Elle se pencha vers lui, le saisissant sans ménagement par les cheveux ramenant ainsi sa tête en arrière.

- T'inquiète, je sais très bien qui vous êtes justement. Et j'en ai pas encore fini. C'est votre chef qui m'intéresse.

- Quoi ? T'es complètement folle !

Elle le relâcha brusquement, avant de lui asséner à son tour un coup de pied dans les côtes.
Puis elle s'éloigna.


La journée se ponctua ainsi de combats éparpillés au travers de la ville, desquels elle ressortait toujours victorieuse. Le fait est qu'elle choisissait habilement ses cibles, formées de petits groupes qu'elle pouvait gérer. La nouvelle de sa marche funèbre ne s'étant pas encore propagée.

Elle rencontra notamment en fin de journée un groupe de trois gars assis sur le dossier d'un banc près de la plage. Elle les reconnaissait au blouson noir qu'il portait et à l'insigne distinctif qui y était inscrit. « Snake Heads » au centre d'un serpent.

Elle se saisit de celui qui était assis à l'une des extrémités du banc, le projetant violemment en arrière. Ce dernier dans sa chute emporta avec lui le second à côté de lui. Amako sauta ensuite par-dessus le banc, balançant dans son élan un double coup de pied au troisième larron encore là, qui se retrouva donc à son tour par terre.

- Sale pétasse, tu vas nous le payer ! T'as perdu la tête ou quoi ?!

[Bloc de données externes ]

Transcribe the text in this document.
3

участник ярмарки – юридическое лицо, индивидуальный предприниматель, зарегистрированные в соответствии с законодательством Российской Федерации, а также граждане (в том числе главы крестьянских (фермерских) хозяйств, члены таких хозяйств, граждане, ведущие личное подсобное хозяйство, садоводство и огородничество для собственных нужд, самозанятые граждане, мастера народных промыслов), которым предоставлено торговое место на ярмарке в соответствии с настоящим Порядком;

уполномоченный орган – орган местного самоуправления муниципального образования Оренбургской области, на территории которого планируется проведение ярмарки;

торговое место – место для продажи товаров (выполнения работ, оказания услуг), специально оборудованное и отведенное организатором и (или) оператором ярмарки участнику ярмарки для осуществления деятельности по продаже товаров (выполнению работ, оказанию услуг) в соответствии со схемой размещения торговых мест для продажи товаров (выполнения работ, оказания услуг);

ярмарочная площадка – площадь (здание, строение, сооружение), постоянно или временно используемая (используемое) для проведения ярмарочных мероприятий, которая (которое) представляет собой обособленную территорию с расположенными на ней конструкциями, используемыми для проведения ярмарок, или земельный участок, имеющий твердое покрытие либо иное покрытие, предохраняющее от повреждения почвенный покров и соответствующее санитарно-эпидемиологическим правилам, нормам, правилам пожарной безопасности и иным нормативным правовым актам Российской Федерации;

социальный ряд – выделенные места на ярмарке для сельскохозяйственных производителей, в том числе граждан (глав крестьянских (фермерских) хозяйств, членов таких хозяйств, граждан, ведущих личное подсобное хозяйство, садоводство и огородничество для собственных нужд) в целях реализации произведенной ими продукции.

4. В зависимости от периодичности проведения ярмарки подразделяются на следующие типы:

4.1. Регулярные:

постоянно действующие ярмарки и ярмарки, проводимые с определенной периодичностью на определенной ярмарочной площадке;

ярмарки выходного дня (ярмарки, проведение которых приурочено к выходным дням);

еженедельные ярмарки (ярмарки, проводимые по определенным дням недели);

Elle s'amusait toujours de l'étonnement de ses adversaires et de leur incompréhension. Il faut dire qu'elle s'attaquait à eux sans plus de cérémonie, ni même de préambule.

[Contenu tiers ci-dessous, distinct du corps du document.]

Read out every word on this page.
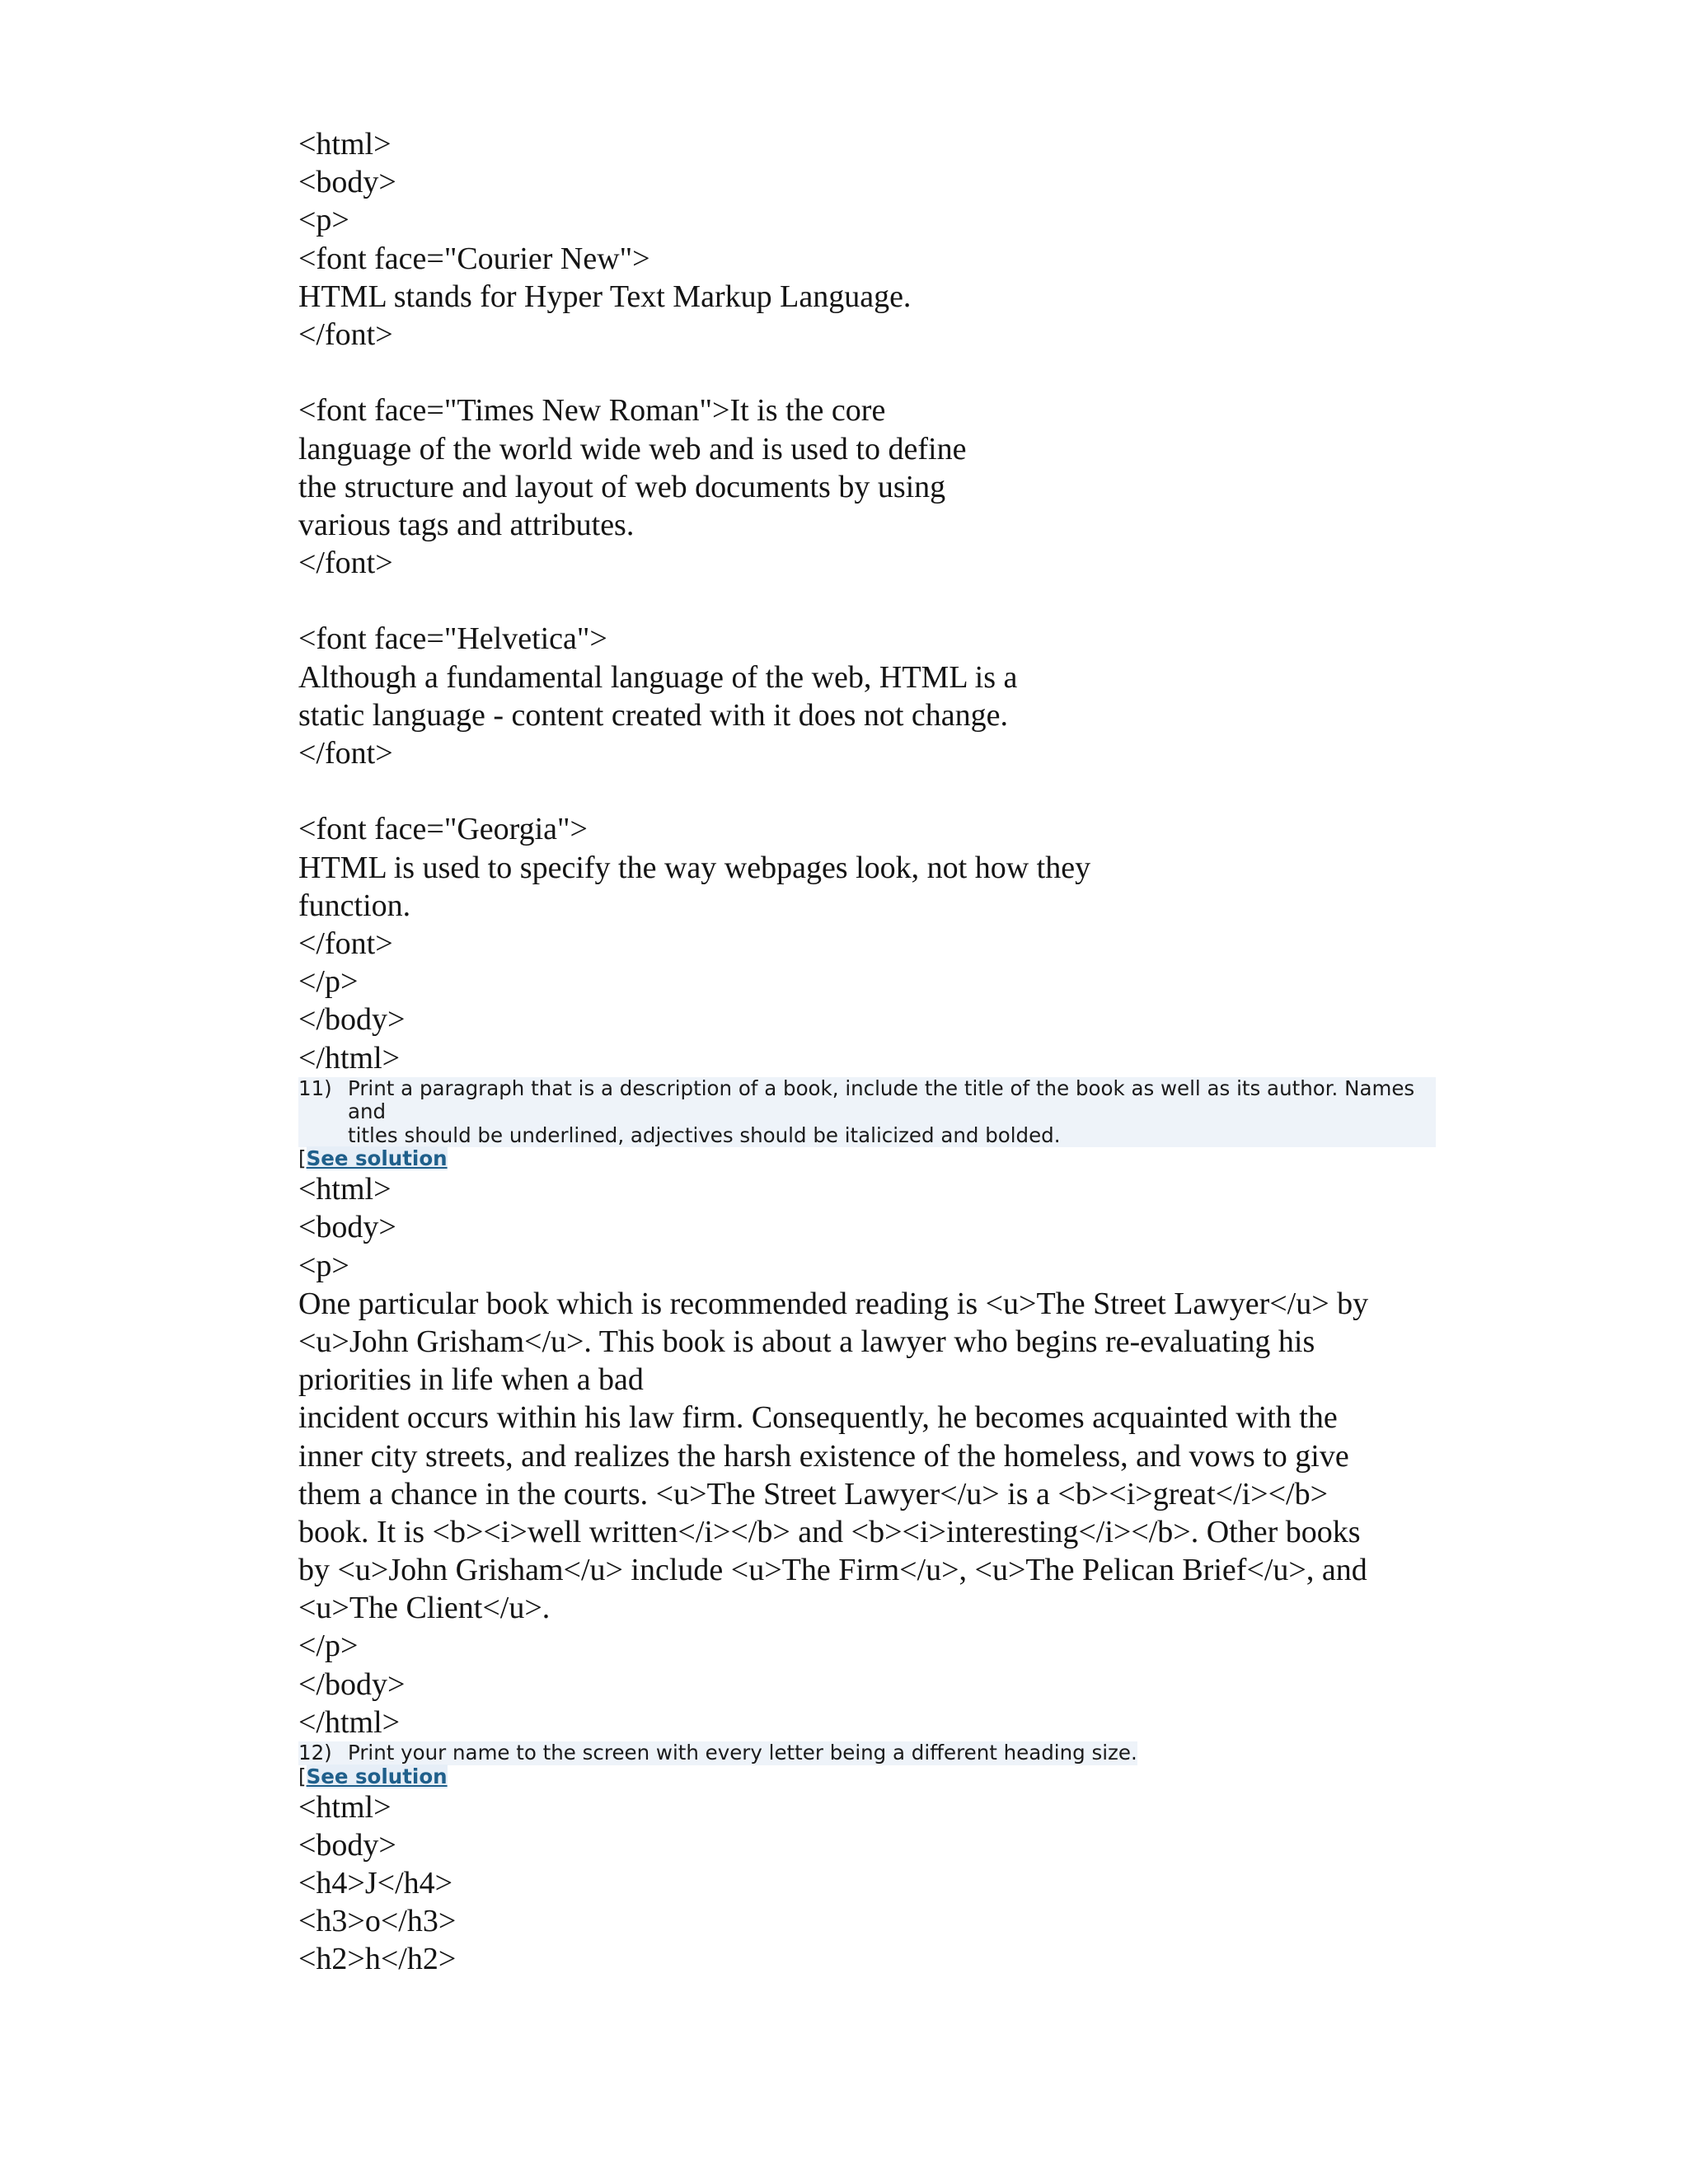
<html>
<body>
<p>
<font face="Courier New">
HTML stands for Hyper Text Markup Language.
</font>
<font face="Times New Roman">It is the core
language of the world wide web and is used to define
the structure and layout of web documents by using
various tags and attributes.
</font>
<font face="Helvetica">
Although a fundamental language of the web, HTML is a
static language - content created with it does not change.
</font>
<font face="Georgia">
HTML is used to specify the way webpages look, not how they
function.
</font>
</p>
</body>
</html>
11) Print a paragraph that is a description of a book, include the title of the book as well as its author. Names and
titles should be underlined, adjectives should be italicized and bolded.
[See solution
<html>
<body>
<p>
One particular book which is recommended reading is <u>The Street Lawyer</u> by
<u>John Grisham</u>. This book is about a lawyer who begins re-evaluating his
priorities in life when a bad
incident occurs within his law firm. Consequently, he becomes acquainted with the
inner city streets, and realizes the harsh existence of the homeless, and vows to give
them a chance in the courts. <u>The Street Lawyer</u> is a <b><i>great</i></b>
book. It is <b><i>well written</i></b> and <b><i>interesting</i></b>. Other books
by <u>John Grisham</u> include <u>The Firm</u>, <u>The Pelican Brief</u>, and
<u>The Client</u>.
</p>
</body>
</html>
12) Print your name to the screen with every letter being a different heading size.
[See solution
<html>
<body>
<h4>J</h4>
<h3>o</h3>
<h2>h</h2>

- Approchez ! Montrez-moi de quoi sont capables les SnakeHeads !

Ils répondirent évidemment à ce défi, ne supportant pas davantage l'affront.
Elle se préparait déjà à encaisser leurs premiers coups.

Le premier qui vint vers elle voulut lui donner un coup de pied en revers qu'elle amortit avec son bras. Il en fut de même pour son crochet du gauche. Il tenta un nouveau coup de poing mais cette fois elle l'esquiva en s'abaissant légèrement, avant de répliquer à son tour par un coup dans les côtes. Le gars surpris, n'amorça pas sa prochaine attaque et Amako en profita pour lui asséner une série de coup de poings dans les côtes. Il la repoussa finalement d'un coup de tête, enchainant avec un coup de pied direct dans le ventre. Elle lança alors un coup de pied latéral vers lui mais il le bloqua avec son bras. Amako lui offrit un petit sourire avant de prendre appui sur son blocage afin de lui asséner le coup de pied avec l'autre jambe. Ils tombèrent tout deux au sol mais elle avait réussi sa manœuvre. Elle s'était d'ailleurs tout de suite redirigé vers lui, se mettant à califourchon au dessus de sa taille et engageant plusieurs coups de poing alternés.
Finalement ses comparses qui s'étaient contentés de regarder, persuadés que leur pote arriverait à la maitriser, n'eurent pas d'autres choix que d'intervenir. L'un d'eux la releva et la rejeta sur l'autre qui lui fila un crochet du bras avant, la faisant dévier encore de quelques pas sur le côté. Elle cracha le sang qu'elle avait dans la bouche et après avoir reprit un peu son souffle se jeta sur ce gars, le saisissant afin de lui asséner un coup de genou bien senti. L'autre la chopa de nouveau par derrière, mais cette fois elle l'accueillit avec un coup de coude dans le ventre, avant de se retourner pour lui balancer un uppercut. Elle ne le ménagea pas, le gratifiant d'un coup de pied direct qui le repoussa puis d'un coup de pied retourné qui l'acheva.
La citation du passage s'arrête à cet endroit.